When a user interacts with a Safe, the top-level trace isn’t the true function call (e.g., a transfer), but rather a call to the Safe’s own execTransaction function. To a naive indexer, the real transaction is hidden inside the calldata of this outer function.
Our pipeline handles this recursively. When we successfully decode a call as execTransaction, we don’t stop there. We extract the internal transaction data from its arguments and feed that data right back into the start of the decoding pipeline. This allows us to unwrap the proxy call and decode the true underlying function, providing a high degree of confidence that a complete and accurate picture of the on-chain activity is captured.
Why Go ABI-less? The Advantages.
Building this system was a significant effort, but it provides powerful advantages:
- Universality: We can decode data from virtually any smart contract, whether it’s newly deployed, closed-source, or a complex proxy. As long as we can determine the correct signature, we don’t need to wait for an ABI.
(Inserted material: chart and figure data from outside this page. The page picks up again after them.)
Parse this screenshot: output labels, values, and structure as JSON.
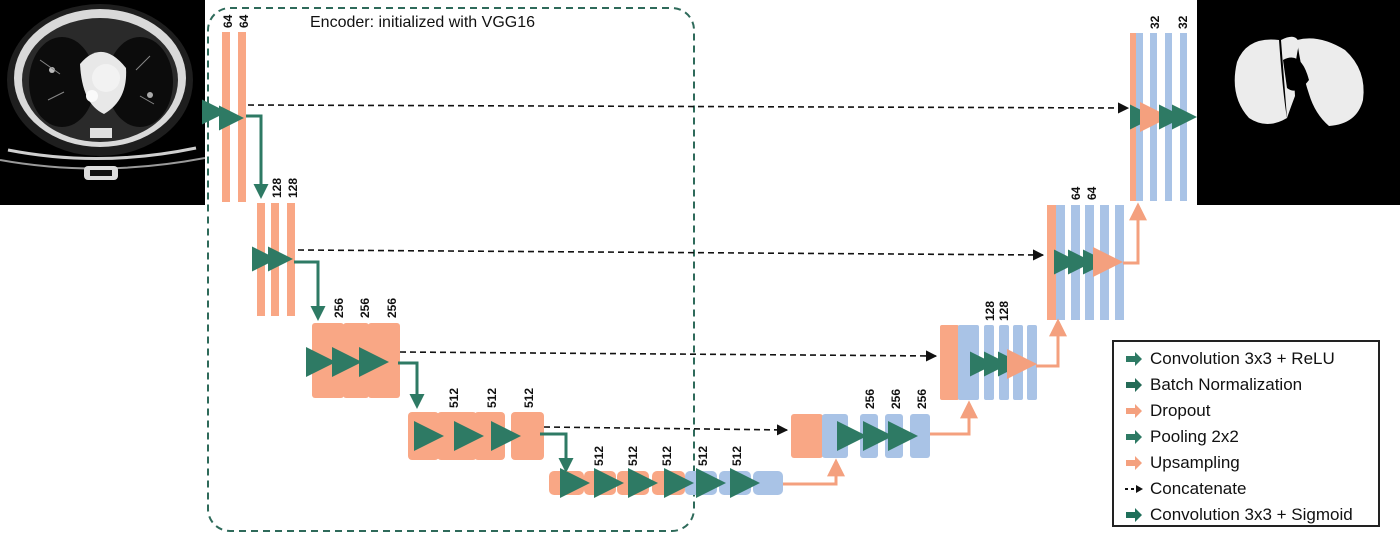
{
  "encoder_title": "Encoder: initialized with VGG16",
  "level1": {
    "enc_labels": [
      "64",
      "64"
    ],
    "dec_labels": [
      "32",
      "32"
    ]
  },
  "level2": {
    "enc_labels": [
      "128",
      "128"
    ],
    "dec_labels": [
      "64",
      "64"
    ]
  },
  "level3": {
    "enc_labels": [
      "256",
      "256",
      "256"
    ],
    "dec_labels": [
      "128",
      "128"
    ]
  },
  "level4": {
    "enc_labels": [
      "512",
      "512",
      "512"
    ],
    "dec_labels": [
      "256",
      "256",
      "256"
    ]
  },
  "bottleneck": {
    "enc_labels": [
      "512",
      "512",
      "512"
    ],
    "dec_labels": [
      "512",
      "512"
    ]
  },
  "legend": {
    "items": [
      {
        "label": "Convolution 3x3 + ReLU",
        "icon": "arrow-green"
      },
      {
        "label": "Batch Normalization",
        "icon": "arrow-dark-green"
      },
      {
        "label": "Dropout",
        "icon": "arrow-salmon"
      },
      {
        "label": "Pooling 2x2",
        "icon": "arrow-green"
      },
      {
        "label": "Upsampling",
        "icon": "arrow-salmon"
      },
      {
        "label": "Concatenate",
        "icon": "dashed-arrow"
      },
      {
        "label": "Convolution 3x3 + Sigmoid",
        "icon": "arrow-teal"
      }
    ]
  },
  "colors": {
    "encoder_block": "#f9a785",
    "decoder_block": "#a9c3e6",
    "green_arrow": "#2e7a64",
    "salmon_arrow": "#f4a07e",
    "encoder_frame": "#2e6a5a"
  }
}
- Scalability: The signature database is highly optimized, which promotes the ability to perform this decoding in real-time at a massive scale.
- Resilience: The system is self-contained. We are not dependent on external ABI sources, which can be a single point of failure.
Conclusion
Transforming opaque blockchain data into meaningful, structured information is a fascinating challenge. By moving away from a dependency on ABIs and instead tackling the decoding problem head-on with a comprehensive signature database, we’ve built a system that is more scalable, resilient, and complete than traditional approaches. It’s a journey from an opaque blob of bytes to meaningful, structured information, and it’s this kind of deep data work that allows us to provide industry-leading on-chain accounting data.